I discovered this problem when testing the recently introduced Gawk
debugger facility, specifically the 'restart' command, whose
implementation in Gawk is just this:

  /* restart --- restart the debugger */

  static void
  restart(bool run)
          /* save state in the environment after serialization */

          /* tell the new process to restore state from the environment */
          setenv("DGAWK_RESTART", (run ? "true" : "false"), 1);

          /* close all open files */

          /* start a new process replacing the current process */
          execvp(d_argv[0], d_argv);

          /* execvp failed !!! */
          fprintf(out_fp, _("Failed to restart debugger"));

On Windows, when execvp was called, the result was strange: it looked
like the parent shell from which the original Gawk process was
invoked, and the restarted Gawk were competing for keyboard input: one
in every 2 input lines went to Gawk, the other one to the shell.

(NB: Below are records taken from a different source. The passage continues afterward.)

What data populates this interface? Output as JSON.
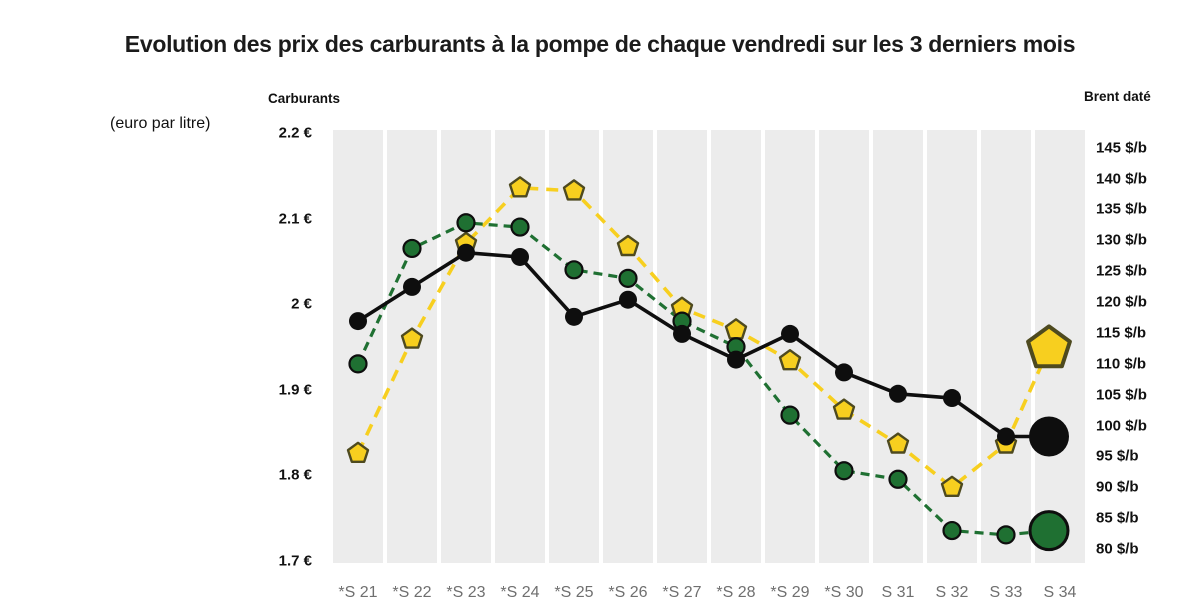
{
  "title": "Evolution des prix des carburants à la pompe de chaque vendredi sur les 3 derniers mois",
  "left_axis": {
    "header": "Carburants",
    "unit_note": "(euro par litre)",
    "ticks": [
      {
        "label": "2.2 €",
        "value": 2.2
      },
      {
        "label": "2.1 €",
        "value": 2.1
      },
      {
        "label": "2 €",
        "value": 2.0
      },
      {
        "label": "1.9 €",
        "value": 1.9
      },
      {
        "label": "1.8 €",
        "value": 1.8
      },
      {
        "label": "1.7 €",
        "value": 1.7
      }
    ]
  },
  "right_axis": {
    "header": "Brent daté",
    "ticks": [
      {
        "label": "145 $/b",
        "value": 145
      },
      {
        "label": "140 $/b",
        "value": 140
      },
      {
        "label": "135 $/b",
        "value": 135
      },
      {
        "label": "130 $/b",
        "value": 130
      },
      {
        "label": "125 $/b",
        "value": 125
      },
      {
        "label": "120 $/b",
        "value": 120
      },
      {
        "label": "115 $/b",
        "value": 115
      },
      {
        "label": "110 $/b",
        "value": 110
      },
      {
        "label": "105 $/b",
        "value": 105
      },
      {
        "label": "100 $/b",
        "value": 100
      },
      {
        "label": "95 $/b",
        "value": 95
      },
      {
        "label": "90 $/b",
        "value": 90
      },
      {
        "label": "85 $/b",
        "value": 85
      },
      {
        "label": "80 $/b",
        "value": 80
      }
    ]
  },
  "chart_data": {
    "type": "line",
    "categories": [
      "*S 21",
      "*S 22",
      "*S 23",
      "*S 24",
      "*S 25",
      "*S 26",
      "*S 27",
      "*S 28",
      "*S 29",
      "*S 30",
      "S 31",
      "S 32",
      "S 33",
      "S 34"
    ],
    "series": [
      {
        "name": "carburant-ligne-noire",
        "axis": "left",
        "unit": "euro par litre",
        "color": "#0e0e0e",
        "line_style": "solid",
        "marker": "circle",
        "values": [
          1.98,
          2.02,
          2.06,
          2.055,
          1.985,
          2.005,
          1.965,
          1.935,
          1.965,
          1.92,
          1.895,
          1.89,
          1.845,
          1.845
        ]
      },
      {
        "name": "carburant-ligne-verte",
        "axis": "left",
        "unit": "euro par litre",
        "color": "#1f7032",
        "line_style": "dashed",
        "marker": "circle",
        "values": [
          1.93,
          2.065,
          2.095,
          2.09,
          2.04,
          2.03,
          1.98,
          1.95,
          1.87,
          1.805,
          1.795,
          1.735,
          1.73,
          1.735
        ]
      },
      {
        "name": "brent-date",
        "axis": "right",
        "unit": "$/b",
        "color": "#f7cf1f",
        "line_style": "dashed",
        "marker": "pentagon",
        "values": [
          95.5,
          114,
          129.5,
          138.5,
          138,
          129,
          119,
          115.5,
          110.5,
          102.5,
          97,
          90,
          97,
          112.5
        ]
      }
    ],
    "left_ylim": [
      1.7,
      2.2
    ],
    "right_ylim": [
      80,
      145
    ],
    "grid": "vertical-gray-bands",
    "legend": "large-end-of-line-markers",
    "marker_stroke_colors": {
      "pentagon": "#4e4a1f",
      "green_circle": "#0e0e0e"
    },
    "band_color": "#ececec"
  }
}
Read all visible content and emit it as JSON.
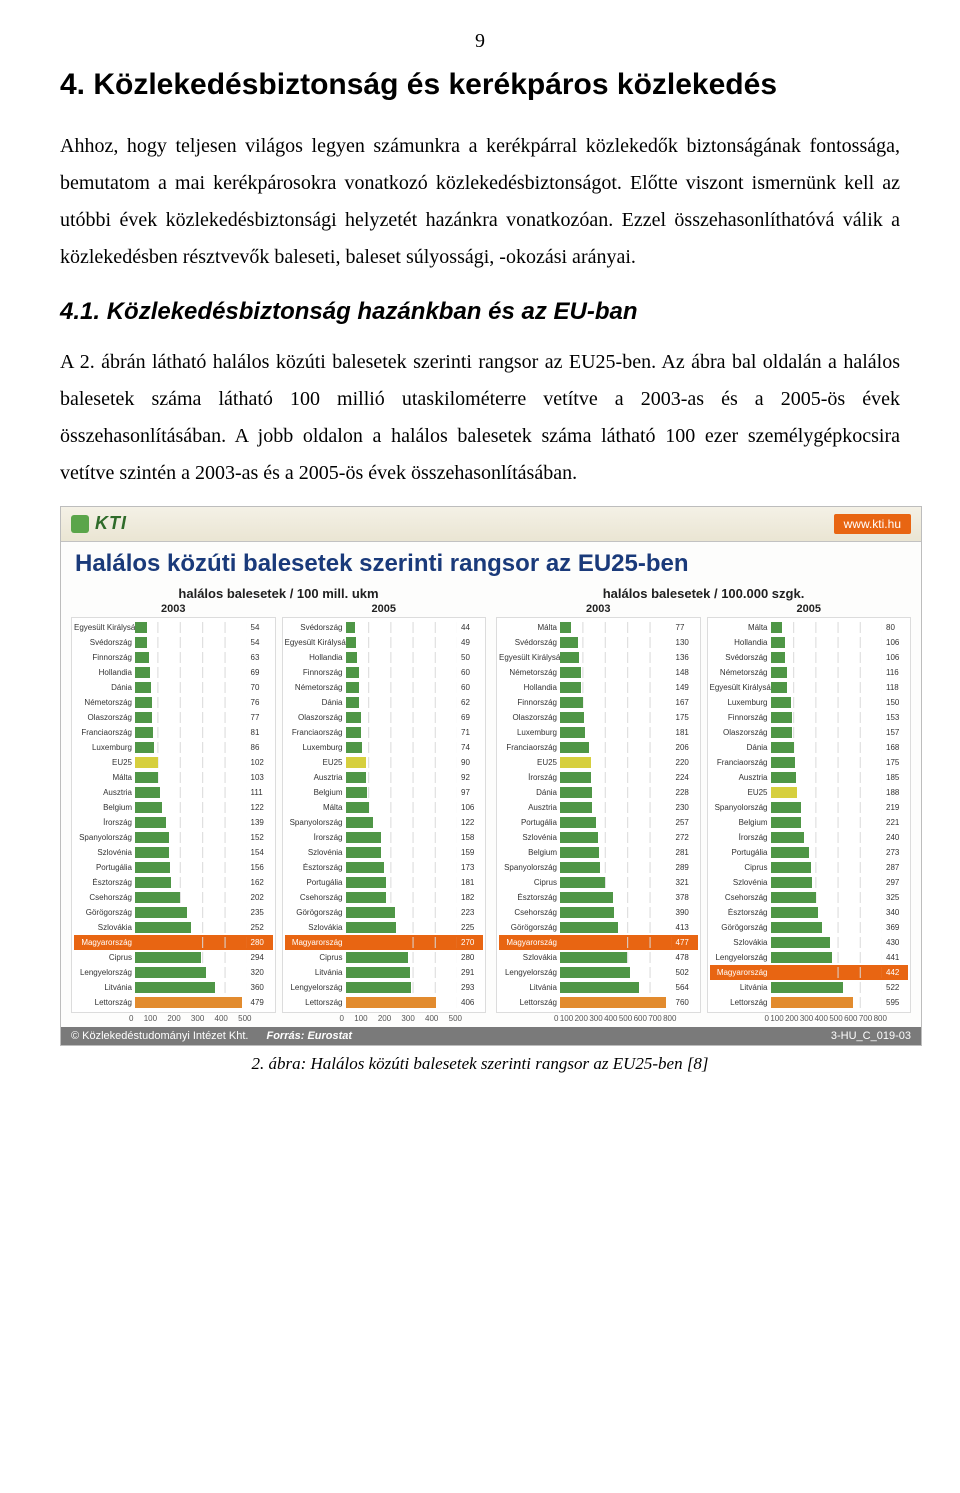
{
  "page_number": "9",
  "section_title": "4.  Közlekedésbiztonság és kerékpáros közleke­dés",
  "paragraph1": "Ahhoz, hogy teljesen világos legyen számunkra a kerékpárral közlekedők biztonsá­gának fontossága, bemutatom a mai kerékpárosokra vonatkozó közlekedésbiztonsá­got. Előtte viszont ismernünk kell az utóbbi évek közlekedésbiztonsági helyzetét ha­zánkra vonatkozóan. Ezzel összehasonlíthatóvá válik a közlekedésben résztvevők baleseti, baleset súlyossági, -okozási arányai.",
  "subsection_title": "4.1.    Közlekedésbiztonság hazánkban és az EU-ban",
  "paragraph2": "A 2. ábrán látható halálos közúti balesetek szerinti rangsor az EU25-ben. Az ábra bal oldalán a halálos balesetek száma látható 100 millió utaskilométerre vetítve a 2003-as és a 2005-ös évek összehasonlításában. A jobb oldalon a halálos balesetek száma látható 100 ezer személygépkocsira vetítve szintén a 2003-as és a 2005-ös évek összehasonlításában.",
  "figure": {
    "logo_text": "KTI",
    "site": "www.kti.hu",
    "title": "Halálos közúti balesetek szerinti rangsor az EU25-ben",
    "footer_org": "© Közlekedéstudományi Intézet Kht.",
    "footer_source_label": "Forrás:",
    "footer_source": "Eurostat",
    "footer_code": "3-HU_C_019-03",
    "colors": {
      "background": "#fdfdfc",
      "bar_green": "#4f9646",
      "bar_yellow": "#d6cf3e",
      "bar_orange": "#e28b2e",
      "bar_highlight": "#e86512",
      "grid": "#d9d9d9",
      "text": "#333333",
      "title_color": "#1a3a7a"
    },
    "panelA": {
      "title": "halálos balesetek / 100 mill. ukm",
      "max": 500,
      "ticks": [
        "0",
        "100",
        "200",
        "300",
        "400",
        "500"
      ],
      "col1": {
        "year": "2003",
        "rows": [
          {
            "c": "Egyesült Királyság",
            "v": 54,
            "color": "bar_green"
          },
          {
            "c": "Svédország",
            "v": 54,
            "color": "bar_green"
          },
          {
            "c": "Finnország",
            "v": 63,
            "color": "bar_green"
          },
          {
            "c": "Hollandia",
            "v": 69,
            "color": "bar_green"
          },
          {
            "c": "Dánia",
            "v": 70,
            "color": "bar_green"
          },
          {
            "c": "Németország",
            "v": 76,
            "color": "bar_green"
          },
          {
            "c": "Olaszország",
            "v": 77,
            "color": "bar_green"
          },
          {
            "c": "Franciaország",
            "v": 81,
            "color": "bar_green"
          },
          {
            "c": "Luxemburg",
            "v": 86,
            "color": "bar_green"
          },
          {
            "c": "EU25",
            "v": 102,
            "color": "bar_yellow"
          },
          {
            "c": "Málta",
            "v": 103,
            "color": "bar_green"
          },
          {
            "c": "Ausztria",
            "v": 111,
            "color": "bar_green"
          },
          {
            "c": "Belgium",
            "v": 122,
            "color": "bar_green"
          },
          {
            "c": "Írország",
            "v": 139,
            "color": "bar_green"
          },
          {
            "c": "Spanyolország",
            "v": 152,
            "color": "bar_green"
          },
          {
            "c": "Szlovénia",
            "v": 154,
            "color": "bar_green"
          },
          {
            "c": "Portugália",
            "v": 156,
            "color": "bar_green"
          },
          {
            "c": "Észtország",
            "v": 162,
            "color": "bar_green"
          },
          {
            "c": "Csehország",
            "v": 202,
            "color": "bar_green"
          },
          {
            "c": "Görögország",
            "v": 235,
            "color": "bar_green"
          },
          {
            "c": "Szlovákia",
            "v": 252,
            "color": "bar_green"
          },
          {
            "c": "Magyarország",
            "v": 280,
            "color": "bar_highlight",
            "hl": true
          },
          {
            "c": "Ciprus",
            "v": 294,
            "color": "bar_green"
          },
          {
            "c": "Lengyelország",
            "v": 320,
            "color": "bar_green"
          },
          {
            "c": "Litvánia",
            "v": 360,
            "color": "bar_green"
          },
          {
            "c": "Lettország",
            "v": 479,
            "color": "bar_orange"
          }
        ]
      },
      "col2": {
        "year": "2005",
        "rows": [
          {
            "c": "Svédország",
            "v": 44,
            "color": "bar_green"
          },
          {
            "c": "Egyesült Királyság",
            "v": 49,
            "color": "bar_green"
          },
          {
            "c": "Hollandia",
            "v": 50,
            "color": "bar_green"
          },
          {
            "c": "Finnország",
            "v": 60,
            "color": "bar_green"
          },
          {
            "c": "Németország",
            "v": 60,
            "color": "bar_green"
          },
          {
            "c": "Dánia",
            "v": 62,
            "color": "bar_green"
          },
          {
            "c": "Olaszország",
            "v": 69,
            "color": "bar_green"
          },
          {
            "c": "Franciaország",
            "v": 71,
            "color": "bar_green"
          },
          {
            "c": "Luxemburg",
            "v": 74,
            "color": "bar_green"
          },
          {
            "c": "EU25",
            "v": 90,
            "color": "bar_yellow"
          },
          {
            "c": "Ausztria",
            "v": 92,
            "color": "bar_green"
          },
          {
            "c": "Belgium",
            "v": 97,
            "color": "bar_green"
          },
          {
            "c": "Málta",
            "v": 106,
            "color": "bar_green"
          },
          {
            "c": "Spanyolország",
            "v": 122,
            "color": "bar_green"
          },
          {
            "c": "Írország",
            "v": 158,
            "color": "bar_green"
          },
          {
            "c": "Szlovénia",
            "v": 159,
            "color": "bar_green"
          },
          {
            "c": "Észtország",
            "v": 173,
            "color": "bar_green"
          },
          {
            "c": "Portugália",
            "v": 181,
            "color": "bar_green"
          },
          {
            "c": "Csehország",
            "v": 182,
            "color": "bar_green"
          },
          {
            "c": "Görögország",
            "v": 223,
            "color": "bar_green"
          },
          {
            "c": "Szlovákia",
            "v": 225,
            "color": "bar_green"
          },
          {
            "c": "Magyarország",
            "v": 270,
            "color": "bar_highlight",
            "hl": true
          },
          {
            "c": "Ciprus",
            "v": 280,
            "color": "bar_green"
          },
          {
            "c": "Litvánia",
            "v": 291,
            "color": "bar_green"
          },
          {
            "c": "Lengyelország",
            "v": 293,
            "color": "bar_green"
          },
          {
            "c": "Lettország",
            "v": 406,
            "color": "bar_orange"
          }
        ]
      }
    },
    "panelB": {
      "title": "halálos balesetek / 100.000 szgk.",
      "max": 800,
      "ticks": [
        "0",
        "100",
        "200",
        "300",
        "400",
        "500",
        "600",
        "700",
        "800"
      ],
      "col1": {
        "year": "2003",
        "rows": [
          {
            "c": "Málta",
            "v": 77,
            "color": "bar_green"
          },
          {
            "c": "Svédország",
            "v": 130,
            "color": "bar_green"
          },
          {
            "c": "Egyesült Királyság",
            "v": 136,
            "color": "bar_green"
          },
          {
            "c": "Németország",
            "v": 148,
            "color": "bar_green"
          },
          {
            "c": "Hollandia",
            "v": 149,
            "color": "bar_green"
          },
          {
            "c": "Finnország",
            "v": 167,
            "color": "bar_green"
          },
          {
            "c": "Olaszország",
            "v": 175,
            "color": "bar_green"
          },
          {
            "c": "Luxemburg",
            "v": 181,
            "color": "bar_green"
          },
          {
            "c": "Franciaország",
            "v": 206,
            "color": "bar_green"
          },
          {
            "c": "EU25",
            "v": 220,
            "color": "bar_yellow"
          },
          {
            "c": "Írország",
            "v": 224,
            "color": "bar_green"
          },
          {
            "c": "Dánia",
            "v": 228,
            "color": "bar_green"
          },
          {
            "c": "Ausztria",
            "v": 230,
            "color": "bar_green"
          },
          {
            "c": "Portugália",
            "v": 257,
            "color": "bar_green"
          },
          {
            "c": "Szlovénia",
            "v": 272,
            "color": "bar_green"
          },
          {
            "c": "Belgium",
            "v": 281,
            "color": "bar_green"
          },
          {
            "c": "Spanyolország",
            "v": 289,
            "color": "bar_green"
          },
          {
            "c": "Ciprus",
            "v": 321,
            "color": "bar_green"
          },
          {
            "c": "Észtország",
            "v": 378,
            "color": "bar_green"
          },
          {
            "c": "Csehország",
            "v": 390,
            "color": "bar_green"
          },
          {
            "c": "Görögország",
            "v": 413,
            "color": "bar_green"
          },
          {
            "c": "Magyarország",
            "v": 477,
            "color": "bar_highlight",
            "hl": true
          },
          {
            "c": "Szlovákia",
            "v": 478,
            "color": "bar_green"
          },
          {
            "c": "Lengyelország",
            "v": 502,
            "color": "bar_green"
          },
          {
            "c": "Litvánia",
            "v": 564,
            "color": "bar_green"
          },
          {
            "c": "Lettország",
            "v": 760,
            "color": "bar_orange"
          }
        ]
      },
      "col2": {
        "year": "2005",
        "rows": [
          {
            "c": "Málta",
            "v": 80,
            "color": "bar_green"
          },
          {
            "c": "Hollandia",
            "v": 106,
            "color": "bar_green"
          },
          {
            "c": "Svédország",
            "v": 106,
            "color": "bar_green"
          },
          {
            "c": "Németország",
            "v": 116,
            "color": "bar_green"
          },
          {
            "c": "Egyesült Királyság",
            "v": 118,
            "color": "bar_green"
          },
          {
            "c": "Luxemburg",
            "v": 150,
            "color": "bar_green"
          },
          {
            "c": "Finnország",
            "v": 153,
            "color": "bar_green"
          },
          {
            "c": "Olaszország",
            "v": 157,
            "color": "bar_green"
          },
          {
            "c": "Dánia",
            "v": 168,
            "color": "bar_green"
          },
          {
            "c": "Franciaország",
            "v": 175,
            "color": "bar_green"
          },
          {
            "c": "Ausztria",
            "v": 185,
            "color": "bar_green"
          },
          {
            "c": "EU25",
            "v": 188,
            "color": "bar_yellow"
          },
          {
            "c": "Spanyolország",
            "v": 219,
            "color": "bar_green"
          },
          {
            "c": "Belgium",
            "v": 221,
            "color": "bar_green"
          },
          {
            "c": "Írország",
            "v": 240,
            "color": "bar_green"
          },
          {
            "c": "Portugália",
            "v": 273,
            "color": "bar_green"
          },
          {
            "c": "Ciprus",
            "v": 287,
            "color": "bar_green"
          },
          {
            "c": "Szlovénia",
            "v": 297,
            "color": "bar_green"
          },
          {
            "c": "Csehország",
            "v": 325,
            "color": "bar_green"
          },
          {
            "c": "Észtország",
            "v": 340,
            "color": "bar_green"
          },
          {
            "c": "Görögország",
            "v": 369,
            "color": "bar_green"
          },
          {
            "c": "Szlovákia",
            "v": 430,
            "color": "bar_green"
          },
          {
            "c": "Lengyelország",
            "v": 441,
            "color": "bar_green"
          },
          {
            "c": "Magyarország",
            "v": 442,
            "color": "bar_highlight",
            "hl": true
          },
          {
            "c": "Litvánia",
            "v": 522,
            "color": "bar_green"
          },
          {
            "c": "Lettország",
            "v": 595,
            "color": "bar_orange"
          }
        ]
      }
    }
  },
  "caption": "2. ábra: Halálos közúti balesetek szerinti rangsor az EU25-ben [8]"
}
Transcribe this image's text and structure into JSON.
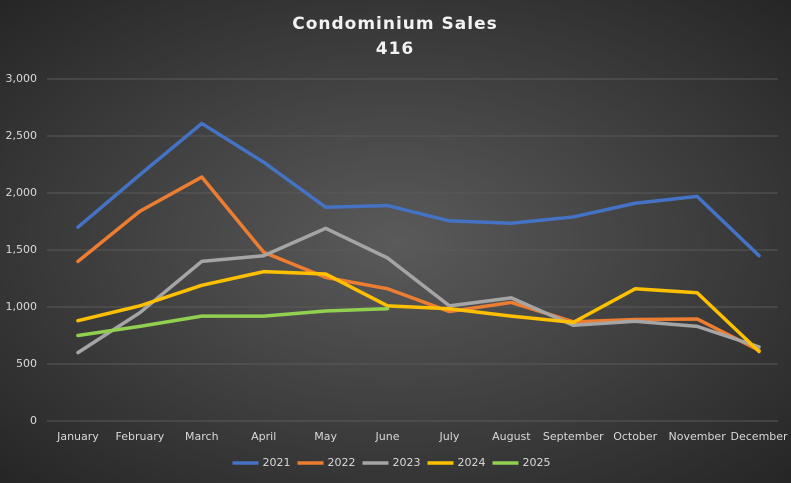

I then looked into the sources of the Microsoft C runtime library
(which are available as part of installing some of their gratis
packages), and found that the implementation of the exec* family did
the following: it started the process that runs the child program, and
then immediately exited without waiting for the child to finish.  What
that did was return control to the parent shell, which then tried to
read console input, and also leave behind a child process that was now
orphan, but still connected to the console input.  So they both tried
to read the same console input, stomping on each other.

The solution was to reimplement execvp in a way that didn't exit to
the shell until the child program finished.  See pc/gawkmisc.pc in the
Gawk distribution.

Since Grep doesn't (AFAIK) read from console, I think this problem
doesn't affect Grep.  But since I learned the above, I don't trust
exec* functions on Windows and try not to use them at all, ever.